Bazı yorumlarda ise yabancı sermayeyi çekmek isteyen rejimin zorbalığı arttırmasının çelişki olduğu öne sürülüyor. Oysa bunda hiçbir çelişki yok. Zira yabancı sermayenin sözünü ettiği hukukla, demokratik hak ve özgürlüklerin hiçbir alakası yoktur. Onların derdi faiz oranlarının düşük olmasıdır. Hatta zorba rejimler onlar için daha caziptir. Zira AKP-MHP rejiminin yaptığı gibi grevleri yasaklar, hak arama mücadelelerini kolluk kuvvetleriyle engellemek ister. Bu ve benzer hak ihlalleri elbette küresel tefecileri ilgilendiren şeyler değil. Onlar için “hak-hukuk” sermayelerini ve alacakları faiz rantını güvence altına almaktır. Mesele bundan ibaret. Dinci-faşist rejim faizleri onların istediği seviyeye yükseltince, gelmekte bir an bile tereddüt etmeyecekler. Zira halkına zulüm uygulayan despotlar, Londra’daki “faiz lobisi” karşısında süt dökmüş misali pısırık olurlar. Bunu da en iyi bilen bizzat o tefeci vampirlerdir.

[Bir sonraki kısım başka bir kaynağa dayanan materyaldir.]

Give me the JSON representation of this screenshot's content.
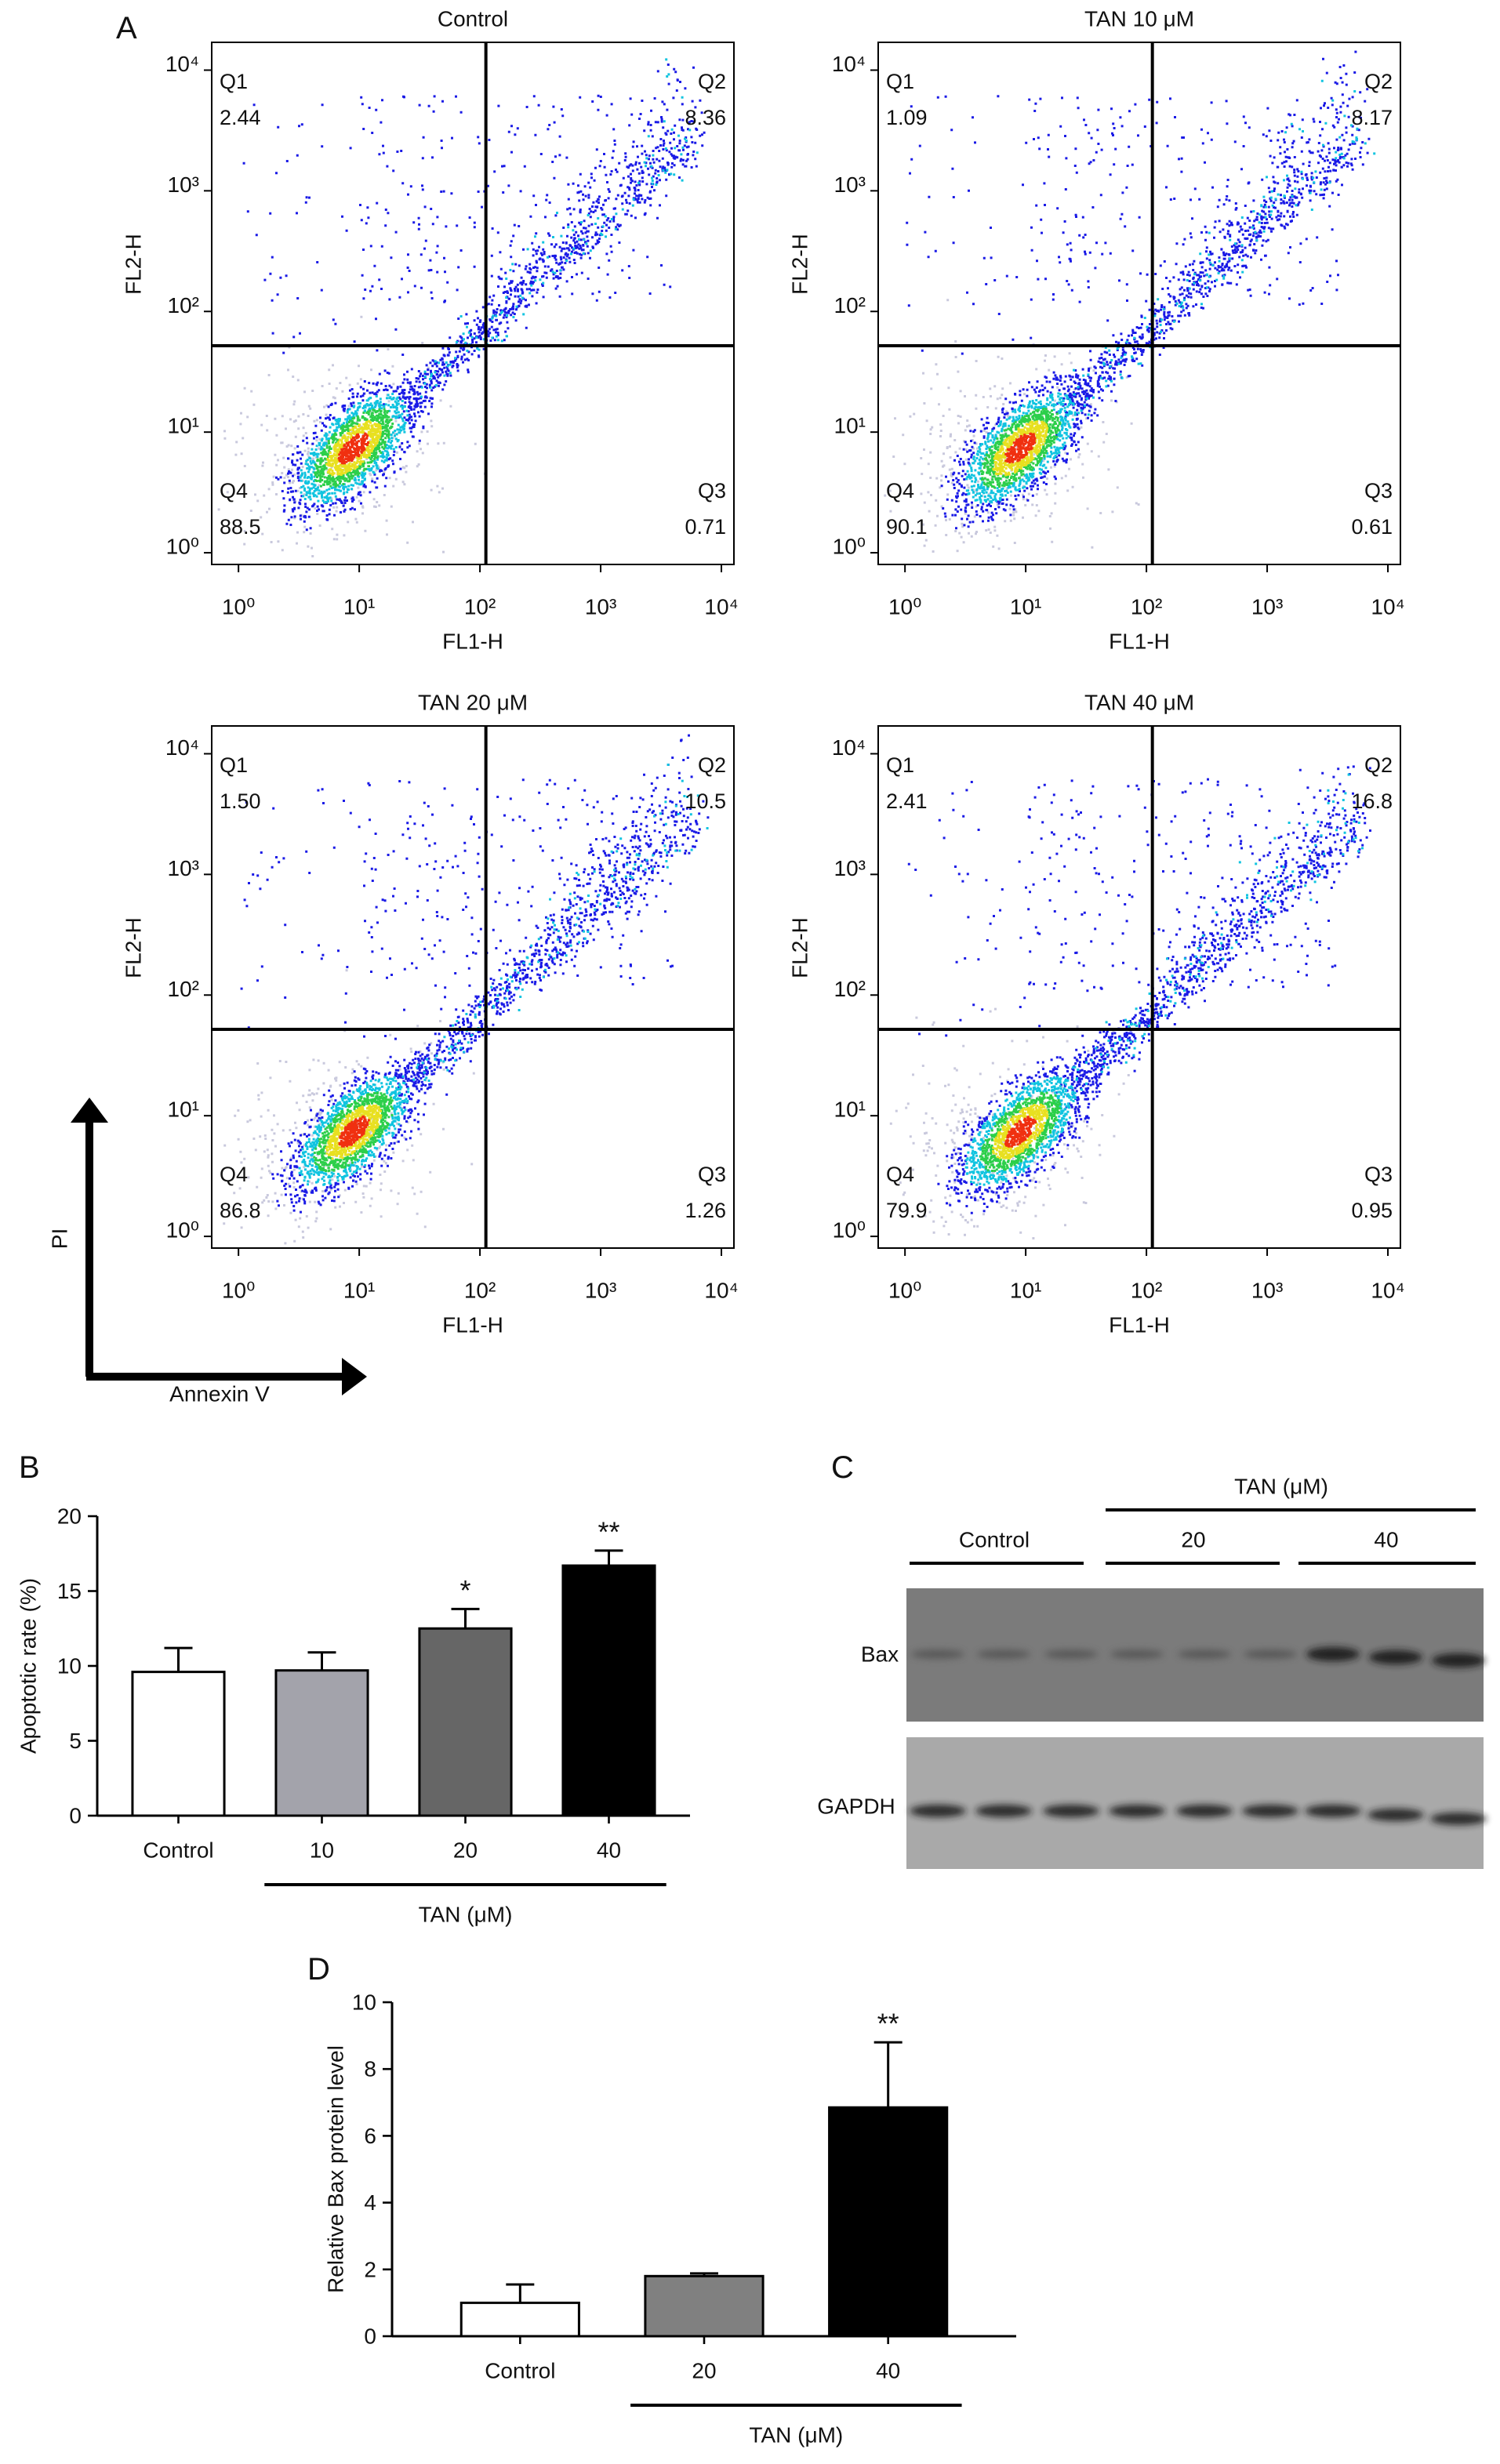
{
  "chart_data": [
    {
      "type": "scatter",
      "panel": "A",
      "x_label": "FL1-H",
      "y_label": "FL2-H",
      "log_scale": true,
      "xlim": [
        0.6,
        12700
      ],
      "ylim": [
        0.8,
        17000
      ],
      "xticks": [
        {
          "value": 1,
          "label": "10⁰"
        },
        {
          "value": 10,
          "label": "10¹"
        },
        {
          "value": 100,
          "label": "10²"
        },
        {
          "value": 1000,
          "label": "10³"
        },
        {
          "value": 10000,
          "label": "10⁴"
        }
      ],
      "yticks": [
        {
          "value": 1,
          "label": "10⁰"
        },
        {
          "value": 10,
          "label": "10¹"
        },
        {
          "value": 100,
          "label": "10²"
        },
        {
          "value": 1000,
          "label": "10³"
        },
        {
          "value": 10000,
          "label": "10⁴"
        }
      ],
      "gate_x": 112,
      "gate_y": 52,
      "quadrant_names": [
        "Q1",
        "Q2",
        "Q3",
        "Q4"
      ],
      "plots": [
        {
          "title": "Control",
          "values": [
            2.44,
            8.36,
            0.71,
            88.5
          ]
        },
        {
          "title": "TAN 10 μM",
          "values": [
            1.09,
            8.17,
            0.61,
            90.1
          ]
        },
        {
          "title": "TAN 20 μM",
          "values": [
            1.5,
            10.5,
            1.26,
            86.8
          ],
          "value_labels": [
            "1.50",
            "10.5",
            "1.26",
            "86.8"
          ]
        },
        {
          "title": "TAN 40 μM",
          "values": [
            2.41,
            16.8,
            0.95,
            79.9
          ]
        }
      ],
      "axis_arrows": {
        "y": "PI",
        "x": "Annexin V"
      }
    },
    {
      "type": "bar",
      "panel": "B",
      "y_label": "Apoptotic rate (%)",
      "categories": [
        "Control",
        "10",
        "20",
        "40"
      ],
      "group_label": "TAN (μM)",
      "values": [
        9.6,
        9.7,
        12.5,
        16.7
      ],
      "errors": [
        1.6,
        1.2,
        1.3,
        1.0
      ],
      "colors": [
        "#ffffff",
        "#a3a3ab",
        "#666666",
        "#000000"
      ],
      "significance": [
        null,
        null,
        "*",
        "**"
      ],
      "ylim": [
        0,
        20
      ],
      "yticks": [
        0,
        5,
        10,
        15,
        20
      ]
    },
    {
      "type": "bar",
      "panel": "D",
      "y_label": "Relative Bax protein level",
      "categories": [
        "Control",
        "20",
        "40"
      ],
      "group_label": "TAN (μM)",
      "values": [
        1.0,
        1.8,
        6.85
      ],
      "errors": [
        0.55,
        0.08,
        1.95
      ],
      "colors": [
        "#ffffff",
        "#808080",
        "#000000"
      ],
      "significance": [
        null,
        null,
        "**"
      ],
      "ylim": [
        0,
        10
      ],
      "yticks": [
        0,
        2,
        4,
        6,
        8,
        10
      ]
    }
  ],
  "blot": {
    "panel": "C",
    "group_label": "TAN (μM)",
    "lanes": [
      "Control",
      "20",
      "40"
    ],
    "rows": [
      "Bax",
      "GAPDH"
    ]
  }
}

Rejimin denklemini işçi sınıfının direnişi bozabilir
Sermayenin “demir yumruğu” misyonuyla hareket eden AKP-MHP koalisyonu, planını hazırlamış görünüyor. Ancak bir planın hazırlanması ile hayata geçirilmesi farklı şeylerdir. Bu noktada kritik olan, işçi sınıfı ile emekçilerin nasıl tepki vereceğidir. Zira gerici-faşist rejimin planı emekçileri net bir ikilemler karşı karşıya bırakıyor: Uysal bir şekilde boyun eğmek, hem “yerli” hem de yabancı faiz lobilerine aktarılacak devasa servetleri ödemeyi kabul etmek ki bu, rejimin onur kırıcı dayatmalarını sineye çekmek anlamına gelecektir. Vurgulamak gerekiyor ki, dayatmalara boyun eğmek işçi sınıfına yakışan bir tutum değil.
Diğer seçenek ise, mücadeleyi tercih etmek, sınıfa sefaleti dayatanlardan hesap sorup hakları kazanmaktır. Bunun için ise örgütlü, fiili-meşru mücadelenin adım adım örülmesi gerekiyor. İşçi sınıfı ve emekçiler tüm yapay ayrımları bir kenara itip birleşik mücadeleyi yükseltmeden ne sermayenin ne de onun vurucu gücü olan gerici-faşist rejimin saldırıları püskürtülebilir…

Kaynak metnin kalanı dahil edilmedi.